Le concept de peak performance propose des moments d’intensité suivis de périodes de récupération. Selon Olivier Dubuisson, qui a dirigé la transformation des façons de travailler chez Novartis pendant les années post-pandémie, cette pratique a des effets positifs: salariés et dirigeants sont satisfaits d’une culture favorisant l’équilibre entre innovation et exécution opérationnelle. Les espaces de détente dans les entreprises seraient un indice de climat favorable à cette politique de la performance. «Si elles sont utilisées, c’est qu’il s’agit d’entreprises qui permettent la récupération», note l’orateur.
Trop «quantitatif»
Comment améliorer la performance? Plusieurs outils existent, comme le bonus. Ils tendent cependant à «valoriser la compétition au prix, bien souvent, de grandes frustrations», résume Les Réformés. L’entretien individuel, au cours duquel la hiérarchie évalue le travail des collaborateurs sur l’année écoulée et fixe de nouveaux objectifs pour les années à venir, en est un autre. Mais ce rituel est de nature trop «quantitative» pour le politologue David Giauque: «En principe, l'évaluation des collaborateurs devrait s'effectuer sur la base de plusieurs critères. On devrait prendre en compte les compétences sociales, techniques et relationnelles, mais, en réalité, on mesure beaucoup plus le quantitatif - quantité de choses, de services ou de produits réalisés - que la qualité, parce qu’elle est plus difficile à mesurer et à évaluer», analyse Yves Emery. «C’est ce qui explique sans doute largement la perte de sens que peut ressentir un certain nombre de salariés.»
Construire une culture de la performance
Les spécialistes en ressources humaines parlent d’une même voix: les outils de gestion orientés sur la productivité peuvent éroder l’engagement.

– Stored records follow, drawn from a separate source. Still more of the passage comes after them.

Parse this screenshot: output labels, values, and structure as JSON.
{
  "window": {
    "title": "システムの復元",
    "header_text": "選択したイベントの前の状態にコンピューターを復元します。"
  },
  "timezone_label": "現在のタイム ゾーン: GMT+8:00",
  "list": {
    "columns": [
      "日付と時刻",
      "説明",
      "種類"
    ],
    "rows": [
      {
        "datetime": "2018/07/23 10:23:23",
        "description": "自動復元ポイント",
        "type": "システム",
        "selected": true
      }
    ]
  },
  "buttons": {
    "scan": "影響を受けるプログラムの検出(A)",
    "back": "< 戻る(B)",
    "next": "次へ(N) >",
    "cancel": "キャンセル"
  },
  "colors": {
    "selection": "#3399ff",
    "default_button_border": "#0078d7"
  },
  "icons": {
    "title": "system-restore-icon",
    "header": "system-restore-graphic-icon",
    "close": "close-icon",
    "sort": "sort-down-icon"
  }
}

Pour éviter cela, construire une culture de la performance prend toute son importance: il s’agit de lier la performance au travail avec les valeurs individuelles, de développer les talents et de motiver l’organisation autour d’un objectif global auquel se rattacher. «Lorsque l’on s’intéresse aux gens et à leur façon de travailler, on voit qu’ils sont responsables, qu’ils vont au-delà des ordres de la hiérarchie», affirme Olivier Dubuisson.